Most Likely to Succeed, which celebrates San Diego’s High Tech High, argues for schools to focus on “the relational skills” needed in the workforce, writes David Brooks in the New York Times. That includes “being able to motivate, collaborate, persevere and navigate through a complex buffet of freelance gigs.”
But it means students will learn less about the world, he writes in Schools for Wisdom,
At High Tech High, one group “studied why civilizations rise and fall and then built a giant wooden model, with moving gears and gizmos, to illustrate the students’ theory,” Brooks writes.
Most Likely to Succeed doesn’t let us see what students think causes civilizational decline, but it devotes a lot of time to how skilled they are at working in teams, demonstrating grit and developing self-confidence.
. . . teachers cover about half as much content as in a regular school. Long stretches of history and other subject curriculums are effectively skipped. Students do not develop conventional study habits.

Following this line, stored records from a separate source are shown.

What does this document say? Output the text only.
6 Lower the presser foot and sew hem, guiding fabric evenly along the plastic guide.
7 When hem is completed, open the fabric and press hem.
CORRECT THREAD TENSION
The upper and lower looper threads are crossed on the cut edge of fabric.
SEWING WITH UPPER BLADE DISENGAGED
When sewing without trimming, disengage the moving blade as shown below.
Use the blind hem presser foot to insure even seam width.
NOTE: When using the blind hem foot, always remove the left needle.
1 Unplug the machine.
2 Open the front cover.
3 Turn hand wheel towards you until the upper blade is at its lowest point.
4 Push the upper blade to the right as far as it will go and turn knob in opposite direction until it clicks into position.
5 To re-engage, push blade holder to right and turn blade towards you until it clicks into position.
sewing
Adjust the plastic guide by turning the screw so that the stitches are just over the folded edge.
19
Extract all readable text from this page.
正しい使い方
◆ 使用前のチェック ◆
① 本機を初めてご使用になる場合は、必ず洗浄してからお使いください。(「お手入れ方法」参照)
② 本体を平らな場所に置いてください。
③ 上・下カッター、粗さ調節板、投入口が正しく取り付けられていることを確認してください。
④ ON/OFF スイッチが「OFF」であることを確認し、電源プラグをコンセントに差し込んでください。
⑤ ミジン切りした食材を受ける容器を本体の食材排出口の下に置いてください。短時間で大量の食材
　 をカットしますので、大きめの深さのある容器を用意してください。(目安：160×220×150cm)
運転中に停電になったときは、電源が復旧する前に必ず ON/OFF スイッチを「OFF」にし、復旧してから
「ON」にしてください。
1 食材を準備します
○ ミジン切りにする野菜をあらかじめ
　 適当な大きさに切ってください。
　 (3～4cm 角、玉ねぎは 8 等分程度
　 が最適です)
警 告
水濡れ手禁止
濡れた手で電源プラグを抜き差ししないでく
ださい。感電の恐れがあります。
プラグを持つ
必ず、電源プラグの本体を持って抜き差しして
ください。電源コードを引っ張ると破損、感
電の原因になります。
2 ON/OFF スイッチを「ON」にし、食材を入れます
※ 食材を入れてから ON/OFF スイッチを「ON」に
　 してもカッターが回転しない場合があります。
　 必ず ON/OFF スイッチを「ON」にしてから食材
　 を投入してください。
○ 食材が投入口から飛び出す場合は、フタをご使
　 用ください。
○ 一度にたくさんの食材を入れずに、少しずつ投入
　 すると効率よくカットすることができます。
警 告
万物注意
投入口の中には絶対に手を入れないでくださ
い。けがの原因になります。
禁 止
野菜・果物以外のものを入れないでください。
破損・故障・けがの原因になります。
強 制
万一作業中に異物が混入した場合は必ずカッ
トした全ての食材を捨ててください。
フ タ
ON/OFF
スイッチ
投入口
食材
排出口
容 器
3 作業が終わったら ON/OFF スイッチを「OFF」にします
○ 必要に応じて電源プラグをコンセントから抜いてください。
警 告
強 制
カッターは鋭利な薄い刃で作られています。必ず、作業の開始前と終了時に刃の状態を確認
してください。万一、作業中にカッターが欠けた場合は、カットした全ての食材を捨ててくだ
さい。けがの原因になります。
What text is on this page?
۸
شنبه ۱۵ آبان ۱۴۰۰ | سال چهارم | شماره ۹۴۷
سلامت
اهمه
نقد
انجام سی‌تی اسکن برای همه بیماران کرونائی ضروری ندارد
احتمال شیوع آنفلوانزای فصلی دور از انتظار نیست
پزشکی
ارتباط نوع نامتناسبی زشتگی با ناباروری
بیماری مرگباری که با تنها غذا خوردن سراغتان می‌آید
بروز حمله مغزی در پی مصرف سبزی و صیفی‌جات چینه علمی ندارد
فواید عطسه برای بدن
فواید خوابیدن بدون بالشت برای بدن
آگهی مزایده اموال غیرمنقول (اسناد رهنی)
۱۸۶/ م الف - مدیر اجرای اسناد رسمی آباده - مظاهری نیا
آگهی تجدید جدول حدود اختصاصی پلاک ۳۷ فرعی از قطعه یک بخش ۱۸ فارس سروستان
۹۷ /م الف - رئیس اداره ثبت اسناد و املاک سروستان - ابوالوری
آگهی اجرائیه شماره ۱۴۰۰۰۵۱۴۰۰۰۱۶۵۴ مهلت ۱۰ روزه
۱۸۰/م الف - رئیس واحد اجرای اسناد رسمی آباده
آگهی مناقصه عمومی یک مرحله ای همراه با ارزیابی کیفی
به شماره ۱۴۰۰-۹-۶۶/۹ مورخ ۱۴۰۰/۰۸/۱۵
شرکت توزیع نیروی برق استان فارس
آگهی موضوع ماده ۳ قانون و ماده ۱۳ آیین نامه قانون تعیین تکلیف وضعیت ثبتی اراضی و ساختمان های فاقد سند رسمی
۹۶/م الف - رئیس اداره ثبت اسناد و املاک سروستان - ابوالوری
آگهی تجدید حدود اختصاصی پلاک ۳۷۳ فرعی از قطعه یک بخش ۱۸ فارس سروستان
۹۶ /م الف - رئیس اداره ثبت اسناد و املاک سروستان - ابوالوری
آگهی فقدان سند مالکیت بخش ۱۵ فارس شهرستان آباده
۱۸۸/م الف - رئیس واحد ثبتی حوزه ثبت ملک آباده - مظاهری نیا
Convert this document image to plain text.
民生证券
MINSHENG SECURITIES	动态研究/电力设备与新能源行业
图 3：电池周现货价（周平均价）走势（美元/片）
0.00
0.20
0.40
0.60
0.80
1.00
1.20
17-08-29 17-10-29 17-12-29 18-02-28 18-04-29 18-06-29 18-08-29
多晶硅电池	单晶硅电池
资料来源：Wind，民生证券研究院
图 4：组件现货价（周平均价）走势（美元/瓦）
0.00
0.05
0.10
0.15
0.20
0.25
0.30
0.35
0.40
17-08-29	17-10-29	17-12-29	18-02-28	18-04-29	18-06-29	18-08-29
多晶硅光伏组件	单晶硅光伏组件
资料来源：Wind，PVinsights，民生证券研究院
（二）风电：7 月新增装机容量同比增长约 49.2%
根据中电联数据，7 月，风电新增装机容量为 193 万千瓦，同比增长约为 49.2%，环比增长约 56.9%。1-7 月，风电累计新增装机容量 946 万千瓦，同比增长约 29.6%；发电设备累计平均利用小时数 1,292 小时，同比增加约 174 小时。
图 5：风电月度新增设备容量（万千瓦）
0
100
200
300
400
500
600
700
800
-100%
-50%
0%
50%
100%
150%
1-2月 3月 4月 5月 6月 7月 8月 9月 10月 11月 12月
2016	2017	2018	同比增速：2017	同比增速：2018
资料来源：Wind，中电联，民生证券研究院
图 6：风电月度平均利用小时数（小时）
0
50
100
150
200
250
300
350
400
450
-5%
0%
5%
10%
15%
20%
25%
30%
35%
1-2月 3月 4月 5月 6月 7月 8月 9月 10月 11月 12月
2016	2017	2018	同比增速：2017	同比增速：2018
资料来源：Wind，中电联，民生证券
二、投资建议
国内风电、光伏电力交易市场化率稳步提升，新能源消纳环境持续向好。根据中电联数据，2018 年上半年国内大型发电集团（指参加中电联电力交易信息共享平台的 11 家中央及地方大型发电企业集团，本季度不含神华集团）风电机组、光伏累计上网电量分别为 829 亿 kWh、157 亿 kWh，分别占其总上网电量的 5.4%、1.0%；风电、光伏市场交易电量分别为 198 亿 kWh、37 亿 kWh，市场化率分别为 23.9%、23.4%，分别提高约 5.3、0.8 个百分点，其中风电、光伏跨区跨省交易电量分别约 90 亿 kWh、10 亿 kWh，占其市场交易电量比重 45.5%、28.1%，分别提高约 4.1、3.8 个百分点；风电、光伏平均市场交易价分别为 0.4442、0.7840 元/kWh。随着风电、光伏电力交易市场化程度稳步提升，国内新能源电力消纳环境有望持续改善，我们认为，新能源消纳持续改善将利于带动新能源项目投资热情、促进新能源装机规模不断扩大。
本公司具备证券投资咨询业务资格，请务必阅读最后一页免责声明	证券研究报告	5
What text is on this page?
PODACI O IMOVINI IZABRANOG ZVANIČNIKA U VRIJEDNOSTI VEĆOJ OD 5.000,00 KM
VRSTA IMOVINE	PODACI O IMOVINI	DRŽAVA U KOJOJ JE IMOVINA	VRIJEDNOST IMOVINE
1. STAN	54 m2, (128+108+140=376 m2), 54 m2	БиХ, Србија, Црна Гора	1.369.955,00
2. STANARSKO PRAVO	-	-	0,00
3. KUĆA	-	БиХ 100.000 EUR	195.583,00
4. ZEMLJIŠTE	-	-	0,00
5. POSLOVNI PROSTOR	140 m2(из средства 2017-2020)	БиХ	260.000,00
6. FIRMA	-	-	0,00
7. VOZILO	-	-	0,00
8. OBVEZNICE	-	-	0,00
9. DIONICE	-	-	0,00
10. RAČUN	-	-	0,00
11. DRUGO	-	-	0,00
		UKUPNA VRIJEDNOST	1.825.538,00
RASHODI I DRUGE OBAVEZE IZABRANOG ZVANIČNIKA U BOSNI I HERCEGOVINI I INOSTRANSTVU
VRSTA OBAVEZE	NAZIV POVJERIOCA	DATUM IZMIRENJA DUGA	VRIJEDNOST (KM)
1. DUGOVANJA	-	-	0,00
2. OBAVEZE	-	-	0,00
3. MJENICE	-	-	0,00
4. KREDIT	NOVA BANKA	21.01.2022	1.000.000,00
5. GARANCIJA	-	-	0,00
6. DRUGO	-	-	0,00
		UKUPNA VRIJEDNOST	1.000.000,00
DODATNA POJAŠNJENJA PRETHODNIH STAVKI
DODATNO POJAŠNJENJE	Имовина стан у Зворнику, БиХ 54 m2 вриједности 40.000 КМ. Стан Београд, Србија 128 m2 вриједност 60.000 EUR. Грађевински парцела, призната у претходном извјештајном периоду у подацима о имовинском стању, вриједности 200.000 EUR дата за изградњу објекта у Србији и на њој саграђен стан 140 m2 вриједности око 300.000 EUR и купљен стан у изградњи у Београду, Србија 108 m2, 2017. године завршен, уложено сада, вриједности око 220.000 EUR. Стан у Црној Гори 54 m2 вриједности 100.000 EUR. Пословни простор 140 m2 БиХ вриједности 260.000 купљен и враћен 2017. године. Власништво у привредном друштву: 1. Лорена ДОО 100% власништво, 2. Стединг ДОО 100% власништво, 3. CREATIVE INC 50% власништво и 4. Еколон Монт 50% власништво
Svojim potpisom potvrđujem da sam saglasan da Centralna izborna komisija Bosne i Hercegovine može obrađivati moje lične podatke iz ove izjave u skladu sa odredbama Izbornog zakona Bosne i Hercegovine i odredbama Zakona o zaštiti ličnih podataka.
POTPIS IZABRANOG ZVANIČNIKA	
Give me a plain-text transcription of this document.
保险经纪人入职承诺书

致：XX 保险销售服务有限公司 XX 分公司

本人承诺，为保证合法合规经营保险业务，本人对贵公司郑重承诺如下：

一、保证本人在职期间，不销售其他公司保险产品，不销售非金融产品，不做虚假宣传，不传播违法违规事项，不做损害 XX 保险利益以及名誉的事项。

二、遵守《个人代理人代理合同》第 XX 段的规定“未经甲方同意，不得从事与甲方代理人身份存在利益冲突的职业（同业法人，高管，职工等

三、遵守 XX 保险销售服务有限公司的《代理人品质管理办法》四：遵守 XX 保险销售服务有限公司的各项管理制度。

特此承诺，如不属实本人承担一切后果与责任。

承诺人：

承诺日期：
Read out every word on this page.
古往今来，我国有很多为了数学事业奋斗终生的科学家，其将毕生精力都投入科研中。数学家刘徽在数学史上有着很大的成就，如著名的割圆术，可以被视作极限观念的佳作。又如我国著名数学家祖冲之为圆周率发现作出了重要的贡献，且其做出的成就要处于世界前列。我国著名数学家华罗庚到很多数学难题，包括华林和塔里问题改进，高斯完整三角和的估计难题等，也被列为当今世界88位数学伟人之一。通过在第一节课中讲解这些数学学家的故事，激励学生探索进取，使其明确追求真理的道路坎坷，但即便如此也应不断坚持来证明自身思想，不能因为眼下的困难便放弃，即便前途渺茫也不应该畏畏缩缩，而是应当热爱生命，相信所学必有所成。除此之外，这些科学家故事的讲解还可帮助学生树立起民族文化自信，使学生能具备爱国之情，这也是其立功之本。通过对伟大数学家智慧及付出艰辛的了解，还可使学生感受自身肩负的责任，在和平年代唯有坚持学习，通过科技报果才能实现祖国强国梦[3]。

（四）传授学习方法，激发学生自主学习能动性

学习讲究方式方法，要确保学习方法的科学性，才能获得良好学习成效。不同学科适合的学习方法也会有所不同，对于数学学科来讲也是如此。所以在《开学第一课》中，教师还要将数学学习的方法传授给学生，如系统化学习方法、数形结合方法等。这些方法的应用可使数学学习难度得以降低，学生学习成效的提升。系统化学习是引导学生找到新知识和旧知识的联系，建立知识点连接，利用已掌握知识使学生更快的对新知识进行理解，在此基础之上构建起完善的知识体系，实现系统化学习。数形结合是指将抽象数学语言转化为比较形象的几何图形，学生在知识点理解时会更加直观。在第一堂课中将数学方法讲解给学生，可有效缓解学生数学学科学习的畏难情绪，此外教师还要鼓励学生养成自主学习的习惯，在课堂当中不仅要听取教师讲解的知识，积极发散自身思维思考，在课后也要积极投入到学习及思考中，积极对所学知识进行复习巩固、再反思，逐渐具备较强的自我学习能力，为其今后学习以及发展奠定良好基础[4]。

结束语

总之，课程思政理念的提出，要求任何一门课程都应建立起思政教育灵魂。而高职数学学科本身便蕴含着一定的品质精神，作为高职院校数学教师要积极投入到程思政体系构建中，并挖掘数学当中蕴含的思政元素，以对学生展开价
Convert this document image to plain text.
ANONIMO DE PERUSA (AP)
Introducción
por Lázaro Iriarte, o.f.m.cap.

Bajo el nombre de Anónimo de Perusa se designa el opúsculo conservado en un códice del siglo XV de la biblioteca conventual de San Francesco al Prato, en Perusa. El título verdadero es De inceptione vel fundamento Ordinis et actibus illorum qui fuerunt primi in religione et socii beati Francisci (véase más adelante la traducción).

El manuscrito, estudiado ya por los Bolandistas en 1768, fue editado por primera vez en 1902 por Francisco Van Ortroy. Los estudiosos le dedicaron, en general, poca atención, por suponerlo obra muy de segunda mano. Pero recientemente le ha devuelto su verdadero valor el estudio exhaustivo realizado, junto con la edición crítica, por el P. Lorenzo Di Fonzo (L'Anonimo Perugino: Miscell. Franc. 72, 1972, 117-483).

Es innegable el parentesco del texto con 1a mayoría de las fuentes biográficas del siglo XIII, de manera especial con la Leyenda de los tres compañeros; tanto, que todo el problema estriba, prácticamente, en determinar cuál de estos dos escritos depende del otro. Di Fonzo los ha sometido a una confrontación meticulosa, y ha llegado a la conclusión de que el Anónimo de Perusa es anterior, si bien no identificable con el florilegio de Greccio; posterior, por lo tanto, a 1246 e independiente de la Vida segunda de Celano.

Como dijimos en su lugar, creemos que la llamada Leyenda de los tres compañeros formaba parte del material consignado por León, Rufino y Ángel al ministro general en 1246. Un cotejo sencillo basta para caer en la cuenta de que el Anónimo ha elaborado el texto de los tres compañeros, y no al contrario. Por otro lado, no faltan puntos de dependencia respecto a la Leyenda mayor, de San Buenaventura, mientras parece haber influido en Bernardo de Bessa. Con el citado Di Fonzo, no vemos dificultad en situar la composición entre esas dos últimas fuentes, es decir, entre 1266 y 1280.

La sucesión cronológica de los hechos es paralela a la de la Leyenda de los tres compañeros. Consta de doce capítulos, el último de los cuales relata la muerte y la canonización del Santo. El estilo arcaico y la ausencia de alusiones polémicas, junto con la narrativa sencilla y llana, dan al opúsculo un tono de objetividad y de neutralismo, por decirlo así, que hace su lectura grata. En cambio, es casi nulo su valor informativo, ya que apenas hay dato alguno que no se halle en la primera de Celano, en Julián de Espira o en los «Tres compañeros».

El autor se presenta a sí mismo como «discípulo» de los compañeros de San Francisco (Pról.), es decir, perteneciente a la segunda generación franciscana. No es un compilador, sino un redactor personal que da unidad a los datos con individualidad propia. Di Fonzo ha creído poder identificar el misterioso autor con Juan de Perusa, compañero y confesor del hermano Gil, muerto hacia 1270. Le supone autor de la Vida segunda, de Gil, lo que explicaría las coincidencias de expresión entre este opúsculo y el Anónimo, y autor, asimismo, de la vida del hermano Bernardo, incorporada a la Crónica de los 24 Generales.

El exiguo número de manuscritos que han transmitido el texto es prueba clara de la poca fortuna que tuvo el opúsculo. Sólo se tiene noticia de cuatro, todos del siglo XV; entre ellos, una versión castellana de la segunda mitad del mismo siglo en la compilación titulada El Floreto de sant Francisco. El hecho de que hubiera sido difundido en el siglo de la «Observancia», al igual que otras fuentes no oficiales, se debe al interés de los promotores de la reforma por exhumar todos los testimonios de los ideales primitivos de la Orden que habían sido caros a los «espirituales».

The road to wisdom starts by learning facts, such as “what a neutron or a gene is, that the Civil War came before the Progressive Era,” argues Brooks. Then students must learn to “link facts together in meaningful ways.”
At some point while studying a field, the student realizes she has learned a new language and way of seeing — how to think like a mathematician or a poet or a physicist.
At this point information has become knowledge. It is alive. It can be manipulated and rearranged. At this point a student has the mental content and architecture to innovate, to come up with new theses, challenge others’ theses and be challenged in turn.
Wisdom comes with experience, Brooks concludes. “The stairway from information to knowledge to wisdom has not changed.”